The biggest thing Apple does for the environment is something that goes largely unnoticed - The fact that you can use an iphone for 4+ years and still have it be perfectly functional, thereby avoiding the purchase of a new phone completly has a far bigger impact than almost anything else they do. It’s much less visible, but it has a positive effect on our pocketbooks as well.
If you want to use offsets as a means to address climate change, it makes sense to direct your funds in the most efficient manner. And that means finding something you can get cheaply and that has a high climate change offset potential. Land in Columbia maybe satisfies the ‘cheaply’ aspect while mangroves satisfy the ‘high climate change offset potential’ aspect. So you get the most bang for your limited buck cherry-picking these locales around the world, until those are all saved/preserved, and then you move on to the less-efficient choices.

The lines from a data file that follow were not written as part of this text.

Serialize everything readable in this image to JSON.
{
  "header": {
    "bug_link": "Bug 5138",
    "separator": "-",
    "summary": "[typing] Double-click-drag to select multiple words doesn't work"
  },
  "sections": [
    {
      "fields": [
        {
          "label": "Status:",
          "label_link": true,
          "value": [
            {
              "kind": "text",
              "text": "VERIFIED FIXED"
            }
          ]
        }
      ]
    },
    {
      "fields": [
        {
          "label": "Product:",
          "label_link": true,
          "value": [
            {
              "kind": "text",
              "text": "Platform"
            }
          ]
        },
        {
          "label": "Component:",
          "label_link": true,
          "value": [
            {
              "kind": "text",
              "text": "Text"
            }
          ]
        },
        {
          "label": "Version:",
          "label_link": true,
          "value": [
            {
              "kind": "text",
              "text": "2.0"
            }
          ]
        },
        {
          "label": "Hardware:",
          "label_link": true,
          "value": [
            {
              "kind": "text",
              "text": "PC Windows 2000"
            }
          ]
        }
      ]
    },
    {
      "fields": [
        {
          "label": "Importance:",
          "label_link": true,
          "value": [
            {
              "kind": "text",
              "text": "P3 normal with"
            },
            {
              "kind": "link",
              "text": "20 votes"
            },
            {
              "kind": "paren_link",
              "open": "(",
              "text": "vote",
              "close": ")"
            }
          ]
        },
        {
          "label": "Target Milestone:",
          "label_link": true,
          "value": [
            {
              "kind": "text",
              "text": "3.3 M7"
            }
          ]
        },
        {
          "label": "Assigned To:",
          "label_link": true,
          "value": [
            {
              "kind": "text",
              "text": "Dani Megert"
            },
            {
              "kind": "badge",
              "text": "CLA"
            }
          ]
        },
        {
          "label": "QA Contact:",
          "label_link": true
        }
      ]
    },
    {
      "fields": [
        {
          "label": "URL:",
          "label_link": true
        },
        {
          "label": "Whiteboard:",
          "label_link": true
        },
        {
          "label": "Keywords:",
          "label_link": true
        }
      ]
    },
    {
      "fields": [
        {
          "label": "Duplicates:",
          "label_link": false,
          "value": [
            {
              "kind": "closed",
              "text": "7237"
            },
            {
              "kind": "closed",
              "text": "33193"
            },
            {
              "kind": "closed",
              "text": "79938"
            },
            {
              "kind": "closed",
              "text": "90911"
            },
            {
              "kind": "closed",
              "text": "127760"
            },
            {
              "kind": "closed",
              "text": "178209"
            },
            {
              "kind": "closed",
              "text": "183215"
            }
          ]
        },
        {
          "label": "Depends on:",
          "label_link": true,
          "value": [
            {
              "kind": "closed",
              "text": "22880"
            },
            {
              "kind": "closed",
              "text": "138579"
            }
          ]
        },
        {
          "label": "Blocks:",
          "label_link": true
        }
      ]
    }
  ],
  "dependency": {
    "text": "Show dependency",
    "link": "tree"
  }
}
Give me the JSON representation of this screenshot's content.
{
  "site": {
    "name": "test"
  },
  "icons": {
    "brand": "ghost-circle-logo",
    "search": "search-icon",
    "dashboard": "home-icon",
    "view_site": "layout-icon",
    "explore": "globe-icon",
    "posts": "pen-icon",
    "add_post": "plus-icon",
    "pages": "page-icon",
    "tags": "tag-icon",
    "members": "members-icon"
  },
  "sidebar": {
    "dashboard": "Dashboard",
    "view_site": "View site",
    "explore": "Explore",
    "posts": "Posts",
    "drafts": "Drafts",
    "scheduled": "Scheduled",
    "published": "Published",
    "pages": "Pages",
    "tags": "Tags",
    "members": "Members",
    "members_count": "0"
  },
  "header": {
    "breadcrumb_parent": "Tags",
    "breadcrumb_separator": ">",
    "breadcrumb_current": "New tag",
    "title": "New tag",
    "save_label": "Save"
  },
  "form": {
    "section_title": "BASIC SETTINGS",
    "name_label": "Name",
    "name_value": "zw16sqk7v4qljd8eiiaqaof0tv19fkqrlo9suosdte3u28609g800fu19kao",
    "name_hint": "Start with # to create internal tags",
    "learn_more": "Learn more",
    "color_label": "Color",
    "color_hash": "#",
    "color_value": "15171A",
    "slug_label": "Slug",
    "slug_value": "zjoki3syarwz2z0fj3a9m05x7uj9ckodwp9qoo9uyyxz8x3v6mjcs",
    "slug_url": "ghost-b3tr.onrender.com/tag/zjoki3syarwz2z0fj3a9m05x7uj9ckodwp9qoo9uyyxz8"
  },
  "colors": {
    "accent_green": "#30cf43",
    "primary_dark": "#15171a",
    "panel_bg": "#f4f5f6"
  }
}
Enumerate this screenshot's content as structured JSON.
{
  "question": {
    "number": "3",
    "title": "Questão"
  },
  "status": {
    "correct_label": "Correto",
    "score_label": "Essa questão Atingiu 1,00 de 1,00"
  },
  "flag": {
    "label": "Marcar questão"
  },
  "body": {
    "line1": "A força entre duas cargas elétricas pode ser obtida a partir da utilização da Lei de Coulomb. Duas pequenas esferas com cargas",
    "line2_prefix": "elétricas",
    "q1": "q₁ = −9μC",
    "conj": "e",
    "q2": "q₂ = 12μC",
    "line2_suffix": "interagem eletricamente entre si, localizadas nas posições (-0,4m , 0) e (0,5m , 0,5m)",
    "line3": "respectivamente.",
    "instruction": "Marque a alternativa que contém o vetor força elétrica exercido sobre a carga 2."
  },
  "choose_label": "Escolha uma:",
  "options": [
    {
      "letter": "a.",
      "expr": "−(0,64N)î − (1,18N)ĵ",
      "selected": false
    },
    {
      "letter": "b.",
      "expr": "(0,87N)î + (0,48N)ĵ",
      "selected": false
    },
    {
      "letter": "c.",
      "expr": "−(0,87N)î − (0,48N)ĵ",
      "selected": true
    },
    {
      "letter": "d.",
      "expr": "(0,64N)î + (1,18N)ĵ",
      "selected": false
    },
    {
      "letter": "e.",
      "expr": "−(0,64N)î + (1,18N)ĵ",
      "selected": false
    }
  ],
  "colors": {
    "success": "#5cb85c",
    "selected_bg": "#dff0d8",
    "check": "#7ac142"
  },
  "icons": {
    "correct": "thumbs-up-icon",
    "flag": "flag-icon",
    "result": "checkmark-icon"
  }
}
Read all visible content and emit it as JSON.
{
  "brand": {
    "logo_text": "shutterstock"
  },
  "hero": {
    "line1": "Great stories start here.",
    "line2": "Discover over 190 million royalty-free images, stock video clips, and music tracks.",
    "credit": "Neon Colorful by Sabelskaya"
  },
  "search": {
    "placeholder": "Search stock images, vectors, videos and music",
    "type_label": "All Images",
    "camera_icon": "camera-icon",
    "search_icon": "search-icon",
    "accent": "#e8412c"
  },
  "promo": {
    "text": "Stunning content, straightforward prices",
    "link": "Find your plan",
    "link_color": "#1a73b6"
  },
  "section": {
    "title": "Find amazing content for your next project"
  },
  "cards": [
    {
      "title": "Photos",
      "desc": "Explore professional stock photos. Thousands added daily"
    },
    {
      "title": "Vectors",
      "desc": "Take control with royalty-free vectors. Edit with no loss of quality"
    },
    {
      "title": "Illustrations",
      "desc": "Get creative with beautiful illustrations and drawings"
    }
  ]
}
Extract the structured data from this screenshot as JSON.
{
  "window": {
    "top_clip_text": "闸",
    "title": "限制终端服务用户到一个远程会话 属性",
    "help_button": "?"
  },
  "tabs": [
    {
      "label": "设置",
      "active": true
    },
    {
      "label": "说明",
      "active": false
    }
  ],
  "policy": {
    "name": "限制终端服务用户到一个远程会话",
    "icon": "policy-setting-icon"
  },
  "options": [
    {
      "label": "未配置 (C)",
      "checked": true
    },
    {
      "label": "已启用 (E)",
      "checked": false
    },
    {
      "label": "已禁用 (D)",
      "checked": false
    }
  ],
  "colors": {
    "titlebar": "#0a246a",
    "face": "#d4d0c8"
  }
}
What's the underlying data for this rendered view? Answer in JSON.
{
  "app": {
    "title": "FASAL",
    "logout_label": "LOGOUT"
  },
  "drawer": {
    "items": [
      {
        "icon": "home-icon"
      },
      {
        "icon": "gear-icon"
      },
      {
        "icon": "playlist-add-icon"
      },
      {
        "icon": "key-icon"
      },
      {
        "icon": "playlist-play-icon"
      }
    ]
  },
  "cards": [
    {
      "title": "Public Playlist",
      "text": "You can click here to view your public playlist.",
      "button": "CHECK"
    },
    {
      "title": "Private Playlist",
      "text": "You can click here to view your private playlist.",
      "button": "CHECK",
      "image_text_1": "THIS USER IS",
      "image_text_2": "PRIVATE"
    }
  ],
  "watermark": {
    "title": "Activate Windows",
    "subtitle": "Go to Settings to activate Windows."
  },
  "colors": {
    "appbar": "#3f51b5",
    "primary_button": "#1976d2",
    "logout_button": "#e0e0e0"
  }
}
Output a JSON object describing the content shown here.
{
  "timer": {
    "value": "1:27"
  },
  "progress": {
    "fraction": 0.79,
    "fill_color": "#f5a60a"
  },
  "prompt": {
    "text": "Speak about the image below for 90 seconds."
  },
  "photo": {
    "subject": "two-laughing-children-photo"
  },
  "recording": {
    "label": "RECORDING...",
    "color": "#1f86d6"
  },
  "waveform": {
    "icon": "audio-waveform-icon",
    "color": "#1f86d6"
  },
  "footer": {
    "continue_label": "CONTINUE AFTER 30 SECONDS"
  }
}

Not a totally out-of-this-world idea.
You're talking about travel to space, mining a distant asteroid, and then bringing the materials back down to Earth. A whole lot can and will go wrong. It's also very expensive even with SpaceX helping to reduce payload costs in the future.
But, you're spot on in that second paragraph. All these devices and quick refresh cycles are far more impactful on the planet than CO2. The more we can do to reduce our throw-away and quick-replace culture, it will do much, much more towards a better future. And... I'd say most of that needs to happen at the grocery store.
Yeah, but consider the resources and materials use it actually takes to make them. We used to have 1 computer in the house. Now we have like 3 laptops, 4 iPads, 4 iPhones, etc, etc. And, Apple used to build stuff like the 'cheese grater' that could go for 10 years + and be upgraded and such. While I'm not sure I necessarily want to go back there - and the argument is true that few do upgrade/repair - I don't think the newer product designs give a hoot about the planet.
Why not just run everything off renewables? Oh, because they aren't available? Offsets are the only real choice right now, because the energy needed to do what they are doing isn't really possible in renewable form.
Not against the program... just a bit cynical about the impact to marketing-flash ratio.